Não se engane

Se o atual ritmo de vacinação contra o novo coronavírus for mantido no Brasil, a imunização completa da população vai se encerrar apenas no primeiro semestre de 2024, segundo previsão do Monitora Covid-19, portal de acompanhamento da evolução da doença no Brasil mantido pela Fundação Oswaldo Cruz (Fiocruz).

Até ontem, menos de 3% dos brasileiros haviam sido vacinados. Além disso, mesmo se tratando do início de vacinação, municípios e capitais já sofrem com a falta de doses, fato que pode levar a alterações no calendário de vacinação. Em todo país, menos de 50% da distribuição de medicamentos foi aplicado.

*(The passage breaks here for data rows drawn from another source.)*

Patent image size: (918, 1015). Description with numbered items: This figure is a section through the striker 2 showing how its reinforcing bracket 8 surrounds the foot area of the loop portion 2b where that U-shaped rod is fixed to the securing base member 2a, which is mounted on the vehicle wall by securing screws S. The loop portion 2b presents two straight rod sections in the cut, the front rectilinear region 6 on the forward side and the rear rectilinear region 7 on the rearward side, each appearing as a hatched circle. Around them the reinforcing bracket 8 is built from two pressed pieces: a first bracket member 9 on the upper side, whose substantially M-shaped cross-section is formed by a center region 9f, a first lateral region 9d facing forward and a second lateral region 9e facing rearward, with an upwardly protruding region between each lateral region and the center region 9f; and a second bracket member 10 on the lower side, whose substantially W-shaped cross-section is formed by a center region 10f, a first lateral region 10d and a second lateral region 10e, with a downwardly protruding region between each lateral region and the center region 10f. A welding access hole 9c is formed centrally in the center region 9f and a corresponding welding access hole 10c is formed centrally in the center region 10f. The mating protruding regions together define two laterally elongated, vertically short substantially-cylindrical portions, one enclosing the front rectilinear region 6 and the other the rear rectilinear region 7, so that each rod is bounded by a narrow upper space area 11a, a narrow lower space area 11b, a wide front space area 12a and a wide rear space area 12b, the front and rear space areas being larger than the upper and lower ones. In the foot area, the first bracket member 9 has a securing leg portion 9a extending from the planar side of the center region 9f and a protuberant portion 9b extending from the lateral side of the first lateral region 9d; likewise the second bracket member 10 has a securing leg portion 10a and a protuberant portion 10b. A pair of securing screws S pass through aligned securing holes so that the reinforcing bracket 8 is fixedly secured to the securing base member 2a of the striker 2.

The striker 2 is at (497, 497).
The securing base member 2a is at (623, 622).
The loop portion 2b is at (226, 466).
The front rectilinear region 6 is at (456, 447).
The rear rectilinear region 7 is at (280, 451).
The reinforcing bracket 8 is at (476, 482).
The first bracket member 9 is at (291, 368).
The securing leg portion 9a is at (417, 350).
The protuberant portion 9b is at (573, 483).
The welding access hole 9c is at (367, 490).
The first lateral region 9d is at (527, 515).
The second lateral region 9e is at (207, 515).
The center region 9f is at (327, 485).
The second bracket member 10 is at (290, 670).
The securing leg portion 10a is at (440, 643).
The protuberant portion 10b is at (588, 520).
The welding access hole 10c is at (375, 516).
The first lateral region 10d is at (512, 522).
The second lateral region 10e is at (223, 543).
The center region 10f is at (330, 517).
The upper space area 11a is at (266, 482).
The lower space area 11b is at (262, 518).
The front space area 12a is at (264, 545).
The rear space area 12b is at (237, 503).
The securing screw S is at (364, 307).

Mogi das Cruzes vacinou mais de 11 mil trabalhadores da saúde contra a Covid-19. Hospitais e pronto atendimentos da cidade iniciaram na semana passada a aplicação da segunda dose para os primeiros profissionais da linha de frente do combate à pandemia, que receberam o imunizante CoronaVac, do Butantan. Deste total, 846 já tomaram a segunda dose. A cidade recebeu 5.240 segundas doses. Agora, porém, o governo do Estado não tem previsão de envio de novos lotes. Até o momento, o atendimento continua para idosos com 85 anos ou mais, que podem receber a dose em qualquer unidade de saúde, de segunda a sexta-feira, das 8 horas às 16h30. Mas, isso enquanto houver estoque. Quase 3 mil idosos já foram imunizados, só em Mogi. Outros grupos prioritários e faixas etárias serão divulgados conforme a chegada de novas remessas.

Não podemos esquecer que a ciência descobriu a vacina em tempo recorde e que os governos, apesar dos deslizes, conseguiram se coordenar e evitar uma recessão ainda maior. Mas, ainda com o avanço da vacinação, é nítida a preocupação das autoridades em relação à instabilidade do recebimento de novas remessas do medicamento. Por isso, a população precisa manter todos os cuidados na rotina, como uso de máscara, distanciamento social e higiene das mãos. Porém, infelizmente, também é nítido o descuido de boa parte das pessoas. Muitos circulam sem máscara ou com o equipamento no queixo. Enganar a quem? É preciso ficar alerta, pois, manter os cuidados pode fazer a diferença.